Panera Beats Earnings Estimates
…We’ll break bread to that. Panera (+5.49% after hours) topped earnings expectations for the third time in a row and raised guidance thanks to an increased focus on digital ordering platforms and its catering service line. In a time when most restaurants are suffering from declining foot traffic, Panera bucked the trend and grew same store sales by 3.4%. Kudos.
- Google takes on Microsoft with new digital whiteboard
- BlackBerry launches a 5.5-inch Android phone, the DTEK60
- Google Express adds delivery service to 13 more states
- Google Fiber division cuts staff by 9%, ‘pauses’ fiber plans in 10 cities
- Monday: Visa (+), Kimberly-Clark (-) Earnings; PMI Manufacturing Index (+)
- Tuesday: Apple (-), AT&T (-), General Motors (-), Sprint (-), Under Armour (+), Chipotle (-), Fiat Chrysler (+), Panera (+), Pandora (-), Procter & Gamble (+), Merck (+), 3M (-), Eli Lilly (-), Caterpillar (-) Earnings; Consumer Confidence (-); Case-Shiller Home Price Index (+)
- Wednesday: Coca-Cola, Tesla, Comcast, Boeing, Texas Instruments, Southwest Airlines, Hilton, GrubHub, Buffalo Wild Wings Earnings; New Home Sales
- Thursday: Alphabet, Amazon, Twitter, Baidu, Amgen, Altria, UPS, Celgene, Dow Chemical, Ford, Barclays, Nokia, Aflac, Blackstone, Deutsche Bank, Expedia Earnings; Weekly Jobless Claims; Durable Goods Orders; Pending Home Sales
- Friday: Exxon Mobil, Anheuser-Busch, Chevron, Mastercard, UBS, Phillips 66, Hershey, Xerox Earnings; U.S. Q3 GDP; Consumer Sentiment
Obamacare, Premium Style
Just how affordable is the Affordable Care Act? Well, premiums are getting pricier. The Obama administration announced this week that premiums for plans under its trademark healthcare bill will increase by an average of 25% next year. That’s a huge jump from a 2% increase in 2015 and a 7% increase this year. Here’s more:
- 85% of enrollees receive federal subsidies that increase alongside premium hikes. People making under $47,000 qualify for this assistance. So it’s the 15% (1.6 million people) making more than that who might be in trouble.
- Adding fuel to Trump’s fire? The new data sure has undergone heavy political shelling, especially on the campaign trail. While Donald Trump has vowed to fully repeal Obamacare, Clinton remains a staunch defender as it has provided over 10 million people with access to affordable healthcare.

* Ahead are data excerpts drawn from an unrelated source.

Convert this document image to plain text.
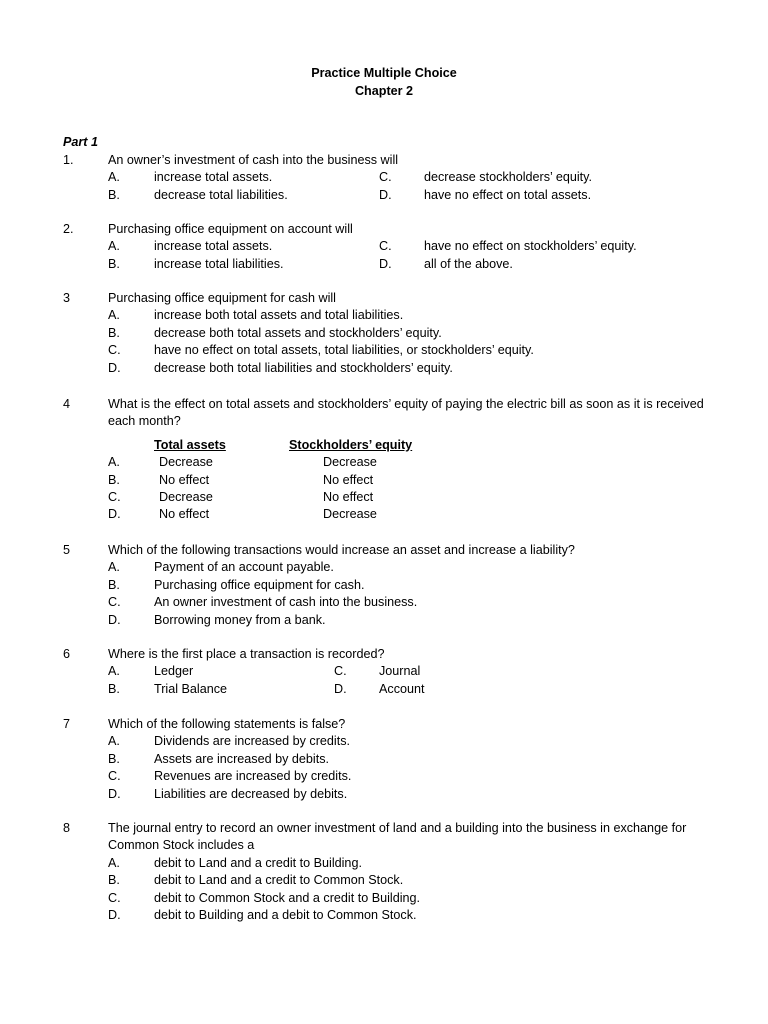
Practice Multiple Choice
Chapter 2
Part 1
1.	An owner’s investment of cash into the business will
A.	increase total assets.	C.	decrease stockholders’ equity.
B.	decrease total liabilities.	D.	have no effect on total assets.
2.	Purchasing office equipment on account will
A.	increase total assets.	C.	have no effect on stockholders’ equity.
B.	increase total liabilities.	D.	all of the above.
3	Purchasing office equipment for cash will
A.	increase both total assets and total liabilities.
B.	decrease both total assets and stockholders’ equity.
C.	have no effect on total assets, total liabilities, or stockholders’ equity.
D.	decrease both total liabilities and stockholders’ equity.
4	What is the effect on total assets and stockholders’ equity of paying the electric bill as soon as it is received each month?
Total assets	Stockholders’ equity
A.	Decrease	Decrease
B.	No effect	No effect
C.	Decrease	No effect
D.	No effect	Decrease
5	Which of the following transactions would increase an asset and increase a liability?
A.	Payment of an account payable.
B.	Purchasing office equipment for cash.
C.	An owner investment of cash into the business.
D.	Borrowing money from a bank.
6	Where is the first place a transaction is recorded?
A.	Ledger	C.	Journal
B.	Trial Balance	D.	Account
7	Which of the following statements is false?
A.	Dividends are increased by credits.
B.	Assets are increased by debits.
C.	Revenues are increased by credits.
D.	Liabilities are decreased by debits.
8	The journal entry to record an owner investment of land and a building into the business in exchange for Common Stock includes a
A.	debit to Land and a credit to Building.
B.	debit to Land and a credit to Common Stock.
C.	debit to Common Stock and a credit to Building.
D.	debit to Building and a debit to Common Stock.
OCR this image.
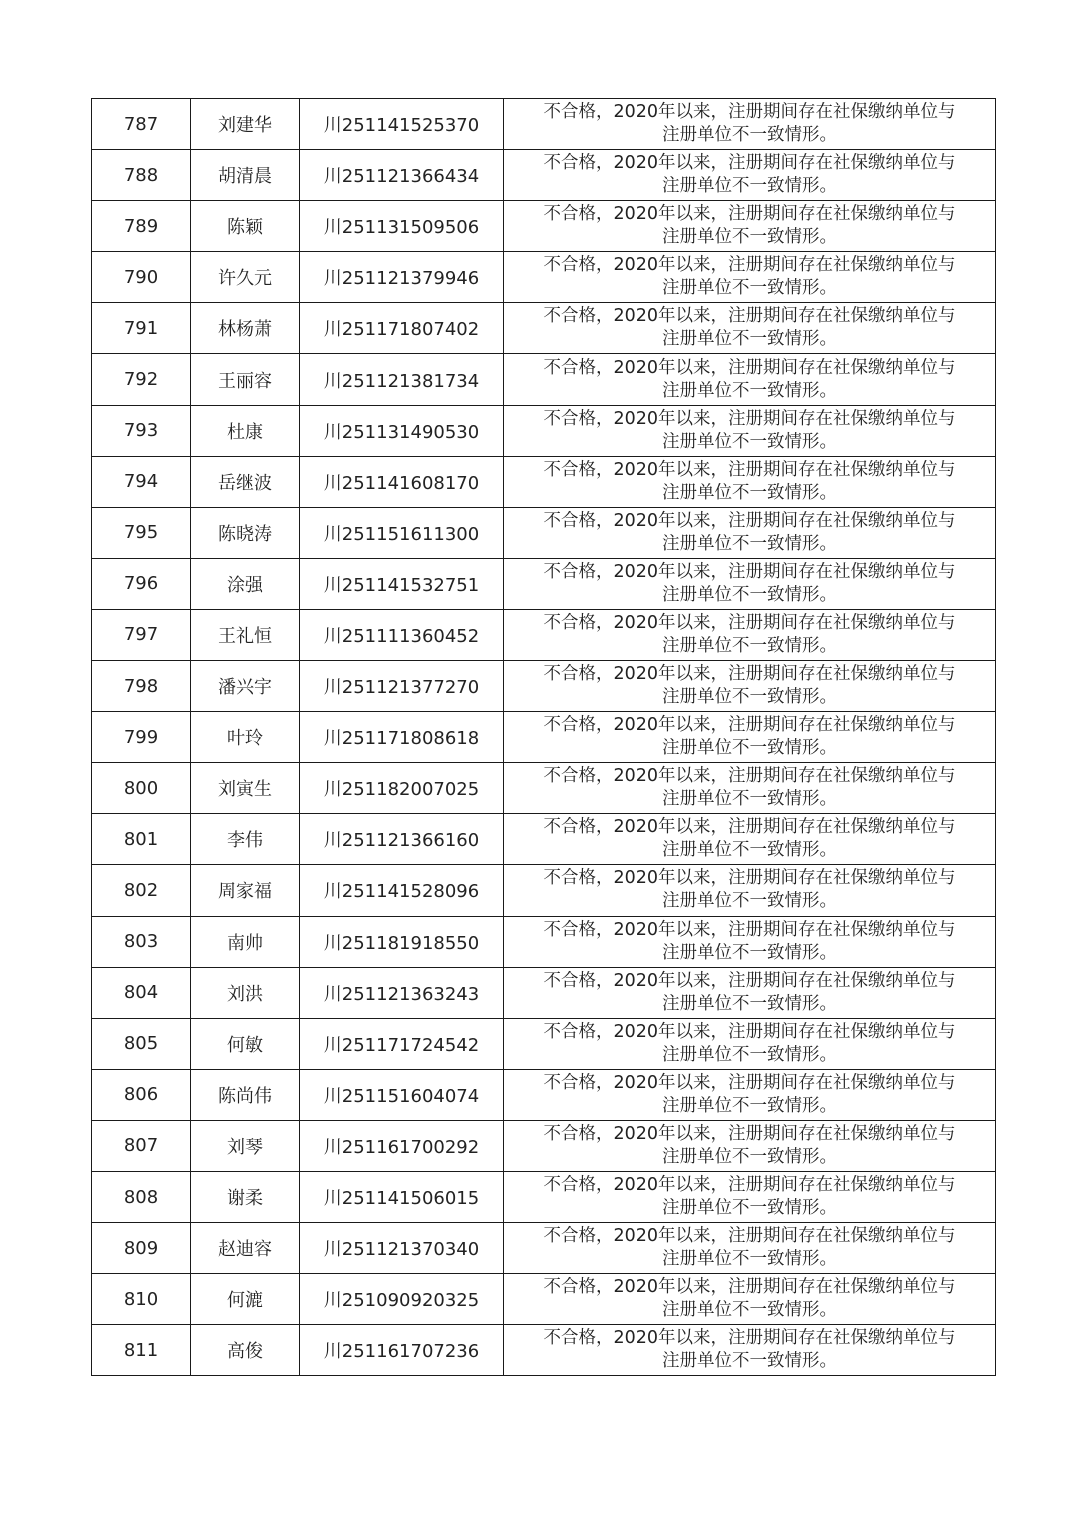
787	刘建华	川251141525370	不合格，2020年以来，注册期间存在社保缴纳单位与
注册单位不一致情形。

788	胡清晨	川251121366434	不合格，2020年以来，注册期间存在社保缴纳单位与
注册单位不一致情形。

789	陈颖	川251131509506	不合格，2020年以来，注册期间存在社保缴纳单位与
注册单位不一致情形。

790	许久元	川251121379946	不合格，2020年以来，注册期间存在社保缴纳单位与
注册单位不一致情形。

791	林杨萧	川251171807402	不合格，2020年以来，注册期间存在社保缴纳单位与
注册单位不一致情形。

792	王丽容	川251121381734	不合格，2020年以来，注册期间存在社保缴纳单位与
注册单位不一致情形。

793	杜康	川251131490530	不合格，2020年以来，注册期间存在社保缴纳单位与
注册单位不一致情形。

794	岳继波	川251141608170	不合格，2020年以来，注册期间存在社保缴纳单位与
注册单位不一致情形。

795	陈晓涛	川251151611300	不合格，2020年以来，注册期间存在社保缴纳单位与
注册单位不一致情形。

796	涂强	川251141532751	不合格，2020年以来，注册期间存在社保缴纳单位与
注册单位不一致情形。

797	王礼恒	川251111360452	不合格，2020年以来，注册期间存在社保缴纳单位与
注册单位不一致情形。

798	潘兴宇	川251121377270	不合格，2020年以来，注册期间存在社保缴纳单位与
注册单位不一致情形。

799	叶玲	川251171808618	不合格，2020年以来，注册期间存在社保缴纳单位与
注册单位不一致情形。

800	刘寅生	川251182007025	不合格，2020年以来，注册期间存在社保缴纳单位与
注册单位不一致情形。

801	李伟	川251121366160	不合格，2020年以来，注册期间存在社保缴纳单位与
注册单位不一致情形。

802	周家福	川251141528096	不合格，2020年以来，注册期间存在社保缴纳单位与
注册单位不一致情形。

803	南帅	川251181918550	不合格，2020年以来，注册期间存在社保缴纳单位与
注册单位不一致情形。

804	刘洪	川251121363243	不合格，2020年以来，注册期间存在社保缴纳单位与
注册单位不一致情形。

805	何敏	川251171724542	不合格，2020年以来，注册期间存在社保缴纳单位与
注册单位不一致情形。

806	陈尚伟	川251151604074	不合格，2020年以来，注册期间存在社保缴纳单位与
注册单位不一致情形。

807	刘琴	川251161700292	不合格，2020年以来，注册期间存在社保缴纳单位与
注册单位不一致情形。

808	谢柔	川251141506015	不合格，2020年以来，注册期间存在社保缴纳单位与
注册单位不一致情形。

809	赵迪容	川251121370340	不合格，2020年以来，注册期间存在社保缴纳单位与
注册单位不一致情形。

810	何漉	川251090920325	不合格，2020年以来，注册期间存在社保缴纳单位与
注册单位不一致情形。

811	高俊	川251161707236	不合格，2020年以来，注册期间存在社保缴纳单位与
注册单位不一致情形。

- Amidst pushback from both sides of the aisle, the optimism of the Obama administration continues. Monday’s announcement claims that three-quarters of enrollees will be able to find a plan for $75 or less. The secretary of Health and Human Services even predicted a 9% enrollment increase over this next open enrollment period. Go figure.
Interview Question of the Day
Using only a four-minute hourglass and a seven-minute hourglass, how will you measure exactly nine minutes? (Answer)
Business Term of the Day
A vanilla option is a financial instrument that gives the holder the right, but not the obligation, to buy or sell an underlying asset, security or currency at a predetermined price within a given timeframe. A vanilla option is a normal call or put option that has no special or unusual features.
Food for Thought
Self-driving truck startup Otto successfully made a 120-mile journey yesterday—delivering beer. Anheuser-Busch teamed up with the Uber-owned startup to drop off a semi-tractor’s worth of beer from Fort Collins, traveling through Denver on its way to Colorado Springs. Cheers to that.